I have downloaded extracts of the Swedish 1880-1990 censuses. When opening them, all the Swedish characters in name strings have been replaced by question marks.
E.g.
NAMELAST
Eketr?
Jernstr?m
S?flund
Byd?n
This is irregardless of file format and the tool I open the extract with. How do I download/open the census extracts properly to not lose ÅÄÖ characters?
1 Like
Thank you for alerting us to this issue. We are sorry about the misspecified character formatting in these strings. The technology that is supposed to handle the characters when transferring data from our internal area to the web extract system is not working properly. Our IT team is working on the problem. We will get it corrected as soon as possible.
This is still an issue. It occurred when I downloaded an extract of the 1910 SweCens as CSV today. It is even present in the command files for loading fixed-width text files. How can I import the data without losing å, ä, and ö in names?
Thank you for alerting us to this issue. We are looking into it and will respond here when we have solved the problem.
2 Likes
Hi Grace! I am also working with this data, do you have any estimation of how long the fix will take to implement?
Best wishes and many thanks,
Raoul
This issue should now be resolved. Please reply to this post or email ipums@umn.edu if you continue to experience difficulties.
This problem is still present for the source variable se1910a_resname in the SweCens 1910 data set.
Thanks for bringing this to our attention. I have an inquiry out to the IPUMS International team to see if I can get clarification on the previously implemented fix and why the issue is persisting.
I am following up to report that this appears to be working. Please let me know if you continue to encounter issues @Monir_Bounadi.
Hello! This problem is still present in 2024. For example, when downloading the CSV file, “Å” turns into “a”. Downloading the DTA file and then running the Stata file provided by IPUMS also turns “ö” into “a”… The main issues are with the se1890a variables, where data is taken from the source as transcribed, and that is where you find the Swedish letters.
How were you able to get it working?
For others: There are tedious ways to resolve this through other means. It would be good with an internal fix at IPUMS.
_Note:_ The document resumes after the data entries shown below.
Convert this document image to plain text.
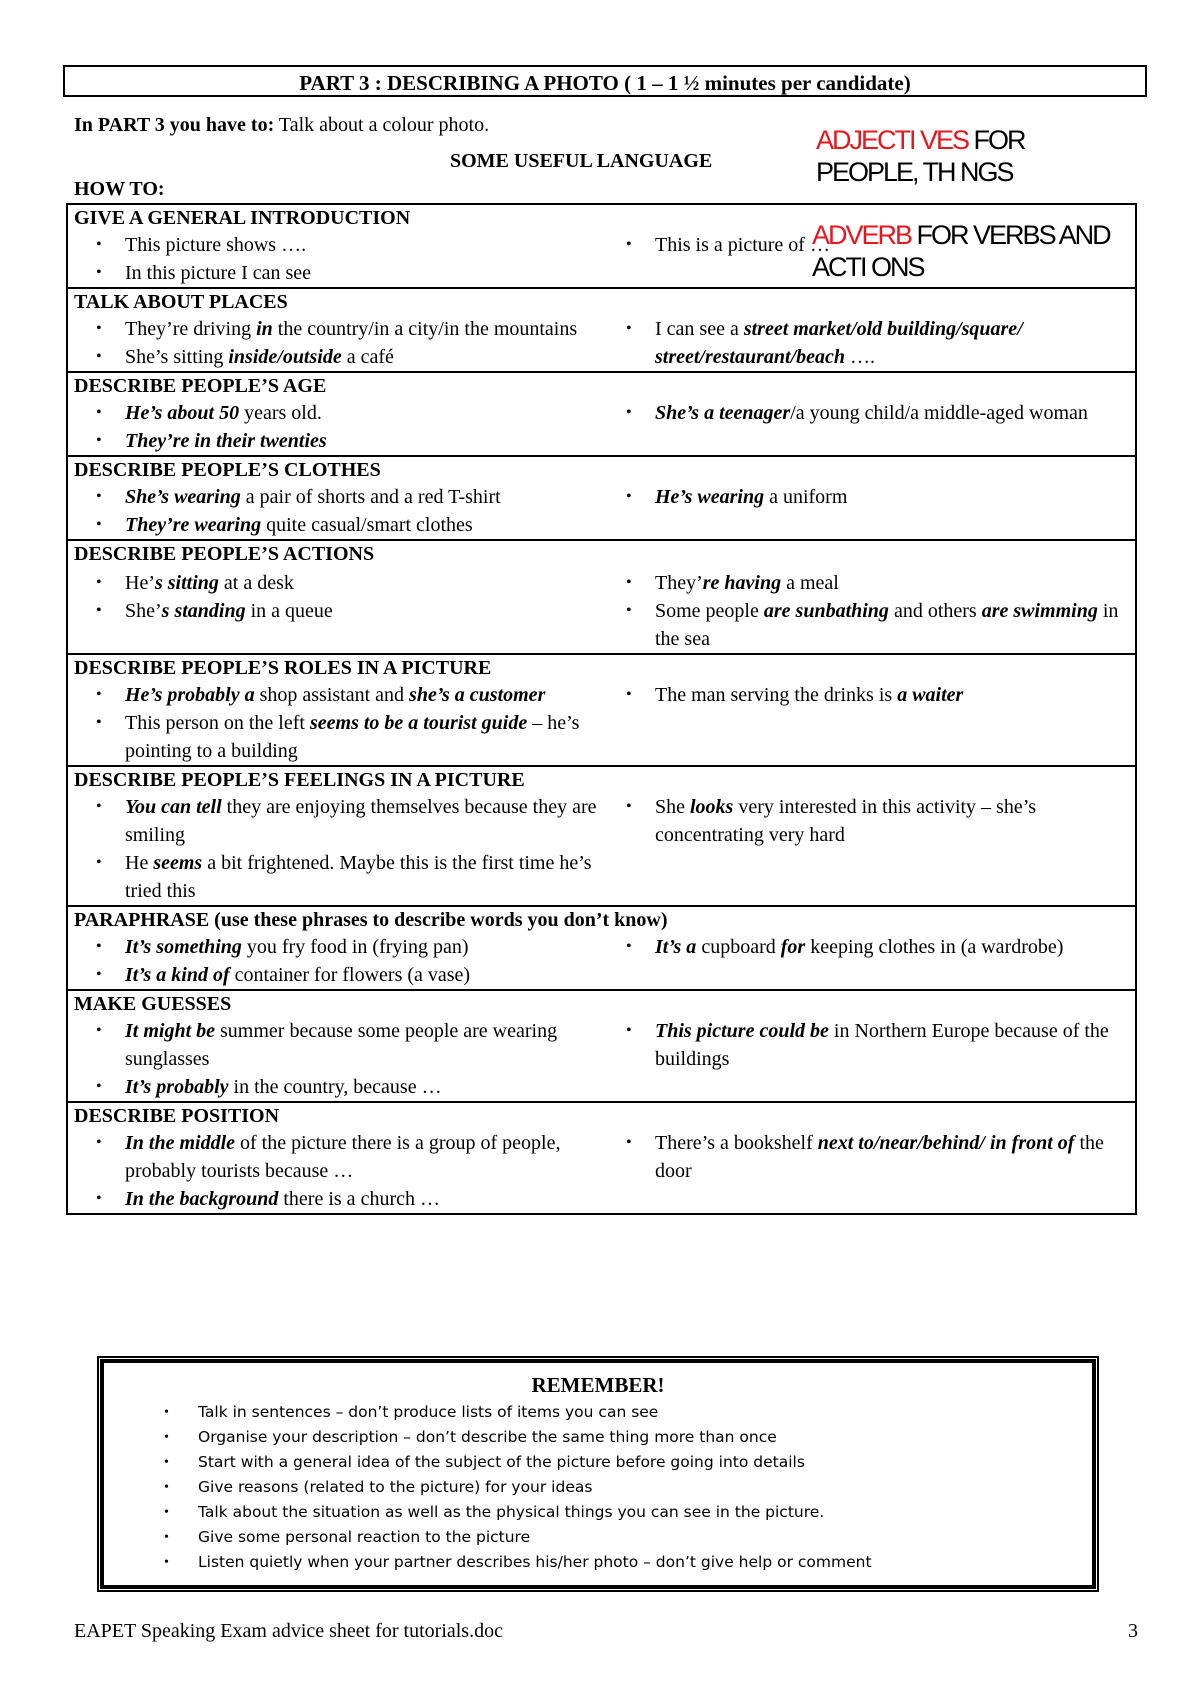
PART 3 : DESCRIBING A PHOTO ( 1 – 1 ½ minutes per candidate)
In PART 3 you have to: Talk about a colour photo.
SOME USEFUL LANGUAGE
HOW TO:
GIVE A GENERAL INTRODUCTION
• This picture shows ….
• In this picture I can see
• This is a picture of …
TALK ABOUT PLACES
• They’re driving in the country/in a city/in the mountains
• She’s sitting inside/outside a café
• I can see a street market/old building/square/ street/restaurant/beach ….
DESCRIBE PEOPLE’S AGE
• He’s about 50 years old.
• They’re in their twenties
• She’s a teenager/a young child/a middle-aged woman
DESCRIBE PEOPLE’S CLOTHES
• She’s wearing a pair of shorts and a red T-shirt
• They’re wearing quite casual/smart clothes
• He’s wearing a uniform
DESCRIBE PEOPLE’S ACTIONS
• He’s sitting at a desk
• She’s standing in a queue
• They’re having a meal
• Some people are sunbathing and others are swimming in the sea
DESCRIBE PEOPLE’S ROLES IN A PICTURE
• He’s probably a shop assistant and she’s a customer
• This person on the left seems to be a tourist guide – he’s pointing to a building
• The man serving the drinks is a waiter
DESCRIBE PEOPLE’S FEELINGS IN A PICTURE
• You can tell they are enjoying themselves because they are smiling
• He seems a bit frightened. Maybe this is the first time he’s tried this
• She looks very interested in this activity – she’s concentrating very hard
PARAPHRASE (use these phrases to describe words you don’t know)
• It’s something you fry food in (frying pan)
• It’s a kind of container for flowers (a vase)
• It’s a cupboard for keeping clothes in (a wardrobe)
MAKE GUESSES
• It might be summer because some people are wearing sunglasses
• It’s probably in the country, because …
• This picture could be in Northern Europe because of the buildings
DESCRIBE POSITION
• In the middle of the picture there is a group of people, probably tourists because …
• In the background there is a church …
• There’s a bookshelf next to/near/behind/ in front of the door
ADJECTI VES FOR
PEOPLE, TH NGS
ADVERB FOR VERBS AND
ACTI ONS
REMEMBER!
• Talk in sentences – don’t produce lists of items you can see
• Organise your description – don’t describe the same thing more than once
• Start with a general idea of the subject of the picture before going into details
• Give reasons (related to the picture) for your ideas
• Talk about the situation as well as the physical things you can see in the picture.
• Give some personal reaction to the picture
• Listen quietly when your partner describes his/her photo – don’t give help or comment
EAPET Speaking Exam advice sheet for tutorials.doc	3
When checking this several months ago, we noticed appropriate characters in formatted data files for Stata, SPSS, and CSV; SAS was replacing “ä” with “ae” but all seemed to be working on the whole for Swedish letters å, ä, and ö. I resubmitted an extract today and both my Stata-formatted data file and my fixed-width file read in with the corresponding .do file worked for Swedish letters. However, I did notice issues with “é” and “è” in the fixed-width text file read in with the corresponding .do file (but not the Stata-formatted file). I will share this with the IPUMS International team and look into fixing it. Assuming you are seeing issues with other letters, could you please tell me which extract in your account you are using as well as the version of Stata you are running so I can try to troubleshoot further?
Hey! Thanks for your reply. It is still not working for me. I am using Stata MP 16.1 and, most recently, extract number 31 on my account. For example, the surname of a person may be “Ekelaf” when it should be “Ekelöf” as can be seen here for the example “Sofia Albertina Ekelaf” in my extract, and compare it to the original transcription here: Ekelöf, Sofia Albertina - Riksarkivet - Sök i arkiven
Can you look into this matter? I would like it to be solved for all census years (1880, 1890, 1900, 1910).
Hey again! I’ve delved deeper into this and the problem is present for all “as transcribed” source variables for 1880-1900. The problem doesn’t seem to be there for 1910.
I noticed that in the extract we have
å, ä, ö, Å, Ä, Ö = a
and also e.g.
ü = a
Thanks for the additional information. I have added these to my test extracts and will compare behavior across a number of different data extract specifications.